This month, Education Week published an article praising the language of the new Every Student Succeeds Act (ESSA) for presenting student poverty as a barrier to success for American kids. Ed Week is very optimistic about the changes ESSA will bring to public schools across the country and touts the new bill, which comes into full effect during the 2017-2018 school year, as a giant leap forward in ensuring that student poverty is taken into consideration when assessing public schools. However, this sunny view of a program that leaves teaching assessment in the hands of state legislators feels a bit different from the perspective of Chicagoans who have watched a state budget impasse turn into a year of fiscal crisis for schools.

President Obama surrounded by cheering supporters of ESSA.

President Barack Obama signs S. 1177, Every Student Succeeds Act (ESSA), during a bill-signing ceremony on December 10, 2015. via Wikimedia Commons

The Ed Week article, “Student Poverty Isn’t an Excuse, It’s a Barrier,” views ESSA as signaling a shift in culture and mindset thanks to its inclusion of school assessment measures that take into account the “whole child perspective.” Ed Week is optimistic that new ESSA policies might create space to tackle the achievement gap that exists between students in high-poverty schools and their more well-off peers. However, many of these new initiatives allow Springfield to call the shots when it comes to assessing student and teacher performance. Here’s a look at some of ESSA’s more worrisome provisions.

 1. Pay for Success endorsement

ESSA allows for federal education funds to be spent on a pre-K social impact bond program, also known as Pay for Success. These programs allow financial giants like Goldman Sachs to invest in early education programs through bonds. Goldman Sachs then gets a payout for each student who is diverted from special education classes as a result of early intervention. A Just Chicago has previously discussed this flawed program and the specious measurement tools Goldman Sachs has used to ensure they profit off of these programs. These are federal dollars that should be used to fund the public school based early education programs that have been proven to work.

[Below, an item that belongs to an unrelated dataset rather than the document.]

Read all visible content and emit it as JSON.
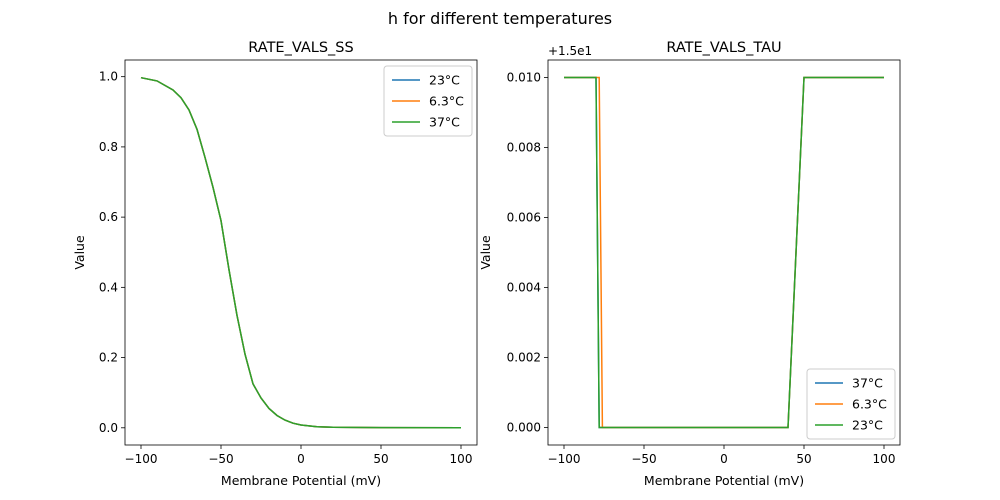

2. Nontraditional teacher certification programs

ESSA also includes provisions for expanding nontraditional teacher preparation courses, such as Teach for America, as well as those private prep programs that are primarily funded by venture philanthropists. In Chicago, many of these alternative licensing programs are affiliated with wealthy individuals who just happen to also appear on lists of Rahm’s top campaign donors. Expansion of public funding for alternative teacher certification undermines the work of senior and union teachers in Chicago Public Schools while also making a tidy profit for some of Rahm’s biggest supporters.

3. Siphoning state education funds away from public schools

While ESSA changes the criteria for how states assess their schools, it does require the state to intervene and supervise on the bottom 5 percent performers after assessments are completed. If those specific schools don’t see significant turnaround after four years, ESSA allows for them to be converted to charter schools! For public schools in Illinois who are fighting to keep their doors open as their neighboring schools are replaced with charters, a state-designed assessment system looks like a path to further public school closures. On top of this, ESSA mandates that some state dollars are to be allocated to certain eligible private and religious educational institutions. CPS is expecting budget cuts of 20 to 30 percent in the upcoming school year but the state will be siphoning money away from public schools to support private schools.

Ed Week praises ESSA as a tool to break down economic inequality and close the achievement gap, but racial inequity and segregation continue to be structural barriers that stand between our students and success. CPS students are 39 percent African American and 45 percent Hispanic and only 9 percent white. On standardized tests, white students consistently outperform students of color, who are much more likely to come from low income households in neighborhoods that lack the resources necessary to help their kids jump poverty-related barriers such as hunger, chronic illness, and trauma. Chicago’s resource disparities have been exacerbated by the budget impasse and by large scale public school closings, most of which impact neighborhoods of color. CPS closures have real impacts on the services and facilities students are able to access and our education policy will need to go further to make sure all our students have equitable opportunities for success.